Judge Freeman of the Northern District of California issued an order on February 1, 2016, denying plaintiff Gilead Sciences, Inc.’s motion for summary judgment of invalidity of two patents assigned to Merck Sharp and Dohme Corp. and alleged to cover Gilead’s blockbuster Hepatitis C (HCV) drug sofosbuvir. Sofosbuvir is a key component of Gilead’s Sovaldi(R) and Harvoni(R) products. Gilead argued that the asserted claims were invalid for failure to satisfy “the utility prong of enablement.” This theory is based on the requirement that “the how to use prong of section 112 [requires] that the specification disclose as a matter of fact a practical utility for the invention,”—designed to “prevent the patenting of mere ideas, research proposals, and hypotheses.”

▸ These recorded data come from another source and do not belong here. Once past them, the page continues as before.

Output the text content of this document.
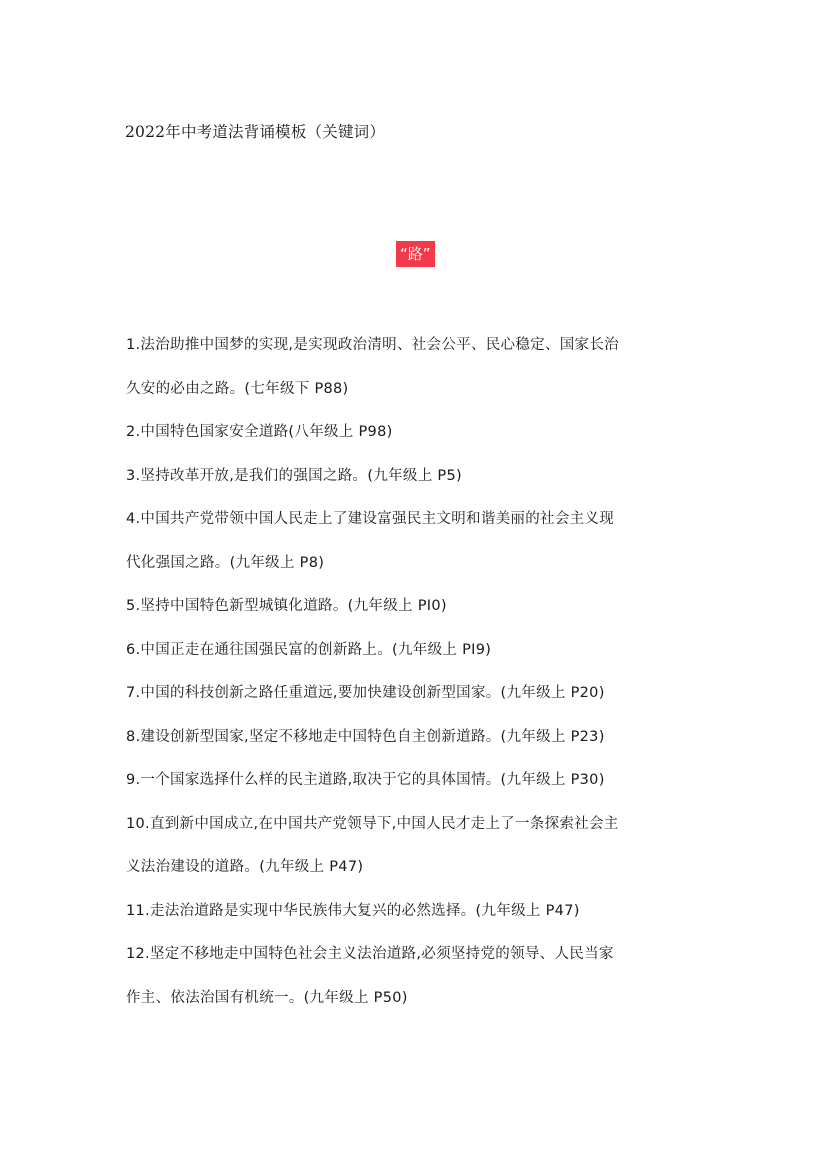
2022年中考道法背诵模板（关键词）
“路”
1.法治助推中国梦的实现,是实现政治清明、社会公平、民心稳定、国家长治
久安的必由之路。(七年级下 P88)
2.中国特色国家安全道路(八年级上 P98)
3.坚持改革开放,是我们的强国之路。(九年级上 P5)
4.中国共产党带领中国人民走上了建设富强民主文明和谐美丽的社会主义现
代化强国之路。(九年级上 P8)
5.坚持中国特色新型城镇化道路。(九年级上 PI0)
6.中国正走在通往国强民富的创新路上。(九年级上 PI9)
7.中国的科技创新之路任重道远,要加快建设创新型国家。(九年级上 P20)
8.建设创新型国家,坚定不移地走中国特色自主创新道路。(九年级上 P23)
9.一个国家选择什么样的民主道路,取决于它的具体国情。(九年级上 P30)
10.直到新中国成立,在中国共产党领导下,中国人民才走上了一条探索社会主
义法治建设的道路。(九年级上 P47)
11.走法治道路是实现中华民族伟大复兴的必然选择。(九年级上 P47)
12.坚定不移地走中国特色社会主义法治道路,必须坚持党的领导、人民当家
作主、依法治国有机统一。(九年级上 P50)
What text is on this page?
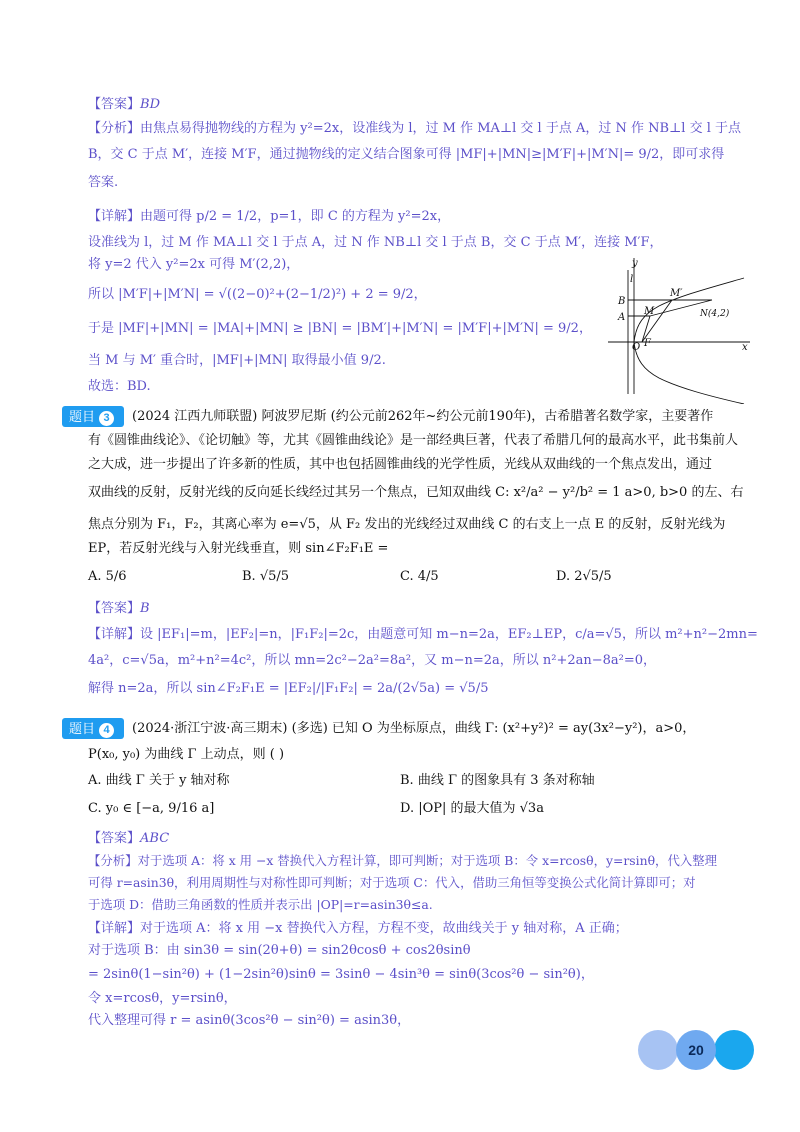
【答案】BD
【分析】由焦点易得抛物线的方程为 y²=2x，设准线为 l，过 M 作 MA⊥l 交 l 于点 A，过 N 作 NB⊥l 交 l 于点
B，交 C 于点 M′，连接 M′F，通过抛物线的定义结合图象可得 |MF|+|MN|≥|M′F|+|M′N|= 9/2，即可求得
答案.
【详解】由题可得 p/2 = 1/2，p=1，即 C 的方程为 y²=2x，
设准线为 l，过 M 作 MA⊥l 交 l 于点 A，过 N 作 NB⊥l 交 l 于点 B，交 C 于点 M′，连接 M′F，
将 y=2 代入 y²=2x 可得 M′(2,2)，
所以 |M′F|+|M′N| = √((2−0)²+(2−1/2)²) + 2 = 9/2，
于是 |MF|+|MN| = |MA|+|MN| ≥ |BN| = |BM′|+|M′N| = |M′F|+|M′N| = 9/2，
当 M 与 M′ 重合时，|MF|+|MN| 取得最小值 9/2.
故选：BD.
y
l
B
A
O F	x
M
M′
N(4,2)
题目 3	(2024 江西九师联盟) 阿波罗尼斯 (约公元前262年~约公元前190年)，古希腊著名数学家，主要著作
有《圆锥曲线论》、《论切触》等，尤其《圆锥曲线论》是一部经典巨著，代表了希腊几何的最高水平，此书集前人
之大成，进一步提出了许多新的性质，其中也包括圆锥曲线的光学性质，光线从双曲线的一个焦点发出，通过
双曲线的反射，反射光线的反向延长线经过其另一个焦点，已知双曲线 C: x²/a² − y²/b² = 1 a>0, b>0 的左、右
焦点分别为 F₁，F₂，其离心率为 e=√5，从 F₂ 发出的光线经过双曲线 C 的右支上一点 E 的反射，反射光线为
EP，若反射光线与入射光线垂直，则 sin∠F₂F₁E =
A. 5/6	B. √5/5	C. 4/5	D. 2√5/5
【答案】B
【详解】设 |EF₁|=m，|EF₂|=n，|F₁F₂|=2c，由题意可知 m−n=2a，EF₂⊥EP，c/a=√5，所以 m²+n²−2mn=
4a²，c=√5a，m²+n²=4c²，所以 mn=2c²−2a²=8a²，又 m−n=2a，所以 n²+2an−8a²=0，
解得 n=2a，所以 sin∠F₂F₁E = |EF₂|/|F₁F₂| = 2a/(2√5a) = √5/5
题目 4	(2024·浙江宁波·高三期末) (多选) 已知 O 为坐标原点，曲线 Γ: (x²+y²)² = ay(3x²−y²)，a>0，
P(x₀, y₀) 为曲线 Γ 上动点，则 ( )
A. 曲线 Γ 关于 y 轴对称	B. 曲线 Γ 的图象具有 3 条对称轴
C. y₀ ∈ [−a, 9/16 a]	D. |OP| 的最大值为 √3a
【答案】ABC
【分析】对于选项 A：将 x 用 −x 替换代入方程计算，即可判断；对于选项 B：令 x=rcosθ，y=rsinθ，代入整理
可得 r=asin3θ，利用周期性与对称性即可判断；对于选项 C：代入，借助三角恒等变换公式化简计算即可；对
于选项 D：借助三角函数的性质并表示出 |OP|=r=asin3θ≤a.
【详解】对于选项 A：将 x 用 −x 替换代入方程，方程不变，故曲线关于 y 轴对称，A 正确；
对于选项 B：由 sin3θ = sin(2θ+θ) = sin2θcosθ + cos2θsinθ
= 2sinθ(1−sin²θ) + (1−2sin²θ)sinθ = 3sinθ − 4sin³θ = sinθ(3cos²θ − sin²θ)，
令 x=rcosθ，y=rsinθ，
代入整理可得 r = asinθ(3cos²θ − sin²θ) = asin3θ，
20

Gilead argued that “one having ordinary skill in the art…would not have accepted the assertion that the nucleoside compounds claimed by the asserted patents could treat HCV.” Merck countered that a “skilled artisan would have understood the methods and compounds claimed in the asserted patents would be useful in treating HCV.” The court agreed with Merck and found “that there is enough evidence to create a disputed issue of material fact as to whether a skilled artisan would have ‘accept[ed] the allegations [in the asserted patents] as obviously correct.’”
In addition, Judge Freeman granted Merck’s uncontested motion for summary judgment concerning both direct and indirect infringement. The issue of ultimate liability remains to be determined at trial following consideration of Gilead’s outstanding invalidity defenses.
Gilead Sciences, Inc. v. Merck & Co, Inc., 13-cv-04057-BLF (N.D. Cal., Feb. 1, 2016).